In "Antigone", why is Creon intent on harshly punishing all those who break the law?

Expert Answers
ms-mcgregor eNotes educator| Certified Educator

Creon has just faced a civil war in which his own nephew, Polynices, fought against Thebes. He feels betrayed by Polynices' actions and wants to set an example lest anyone else try to disobey the state. He is trying to cement his own power before anyone else tries to challenge it. Thus, he is willing to put the state before the laws of the Gods, the long traditions of the prophets not to mention the needs of his own family. This disrespect for custom and tradition, and his arrogance in presuming that he is "absolutely right" eventually leads to his fall from power.Most scholars agree that Sophocles wrote Antigone as a warning against absolute rule and authoritarianism. Greece had just become a democracy after a long period of dictatorial rule, and this play, as well as others of its time, was meant to caution all of Athens against allowing that type of government to regain power.

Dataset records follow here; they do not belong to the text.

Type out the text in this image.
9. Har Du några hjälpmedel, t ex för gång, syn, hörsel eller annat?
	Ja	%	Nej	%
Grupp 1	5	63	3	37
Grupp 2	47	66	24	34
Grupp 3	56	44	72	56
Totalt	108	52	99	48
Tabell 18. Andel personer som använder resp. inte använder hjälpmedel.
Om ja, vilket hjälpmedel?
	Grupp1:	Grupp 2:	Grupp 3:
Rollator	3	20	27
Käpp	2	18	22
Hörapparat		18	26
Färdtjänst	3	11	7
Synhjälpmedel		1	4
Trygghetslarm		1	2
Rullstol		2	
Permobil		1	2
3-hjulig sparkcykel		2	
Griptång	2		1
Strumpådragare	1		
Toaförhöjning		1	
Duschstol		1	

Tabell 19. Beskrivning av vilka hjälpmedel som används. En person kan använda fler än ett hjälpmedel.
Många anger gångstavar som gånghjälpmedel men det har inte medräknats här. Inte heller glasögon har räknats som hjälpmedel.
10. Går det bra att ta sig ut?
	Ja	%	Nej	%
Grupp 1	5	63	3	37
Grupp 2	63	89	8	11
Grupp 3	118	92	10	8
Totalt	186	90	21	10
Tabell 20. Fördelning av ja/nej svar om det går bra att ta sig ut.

bmadnick eNotes educator| Certified Educator

Creon must stop any and all rebellions if he is to remain king. He's stubborn and feels anyone who breaks the written laws must be dealt with harshly. His advisors try to convince Creon to be more flexible and compromise, but he will not listen to them. His word is law, and his rule is absolute. When Antigone defies Creon's order not to bury Polyneices, Creon wants to punish Antigone by having her buried alive, angering the gods for his harsh punishment. He refuses to listen to his son, who loves Antigone, and he ends up losing both of them to suicide. Even his wife kills herself, and Creon becomes a broken man for his stubborn rigidity.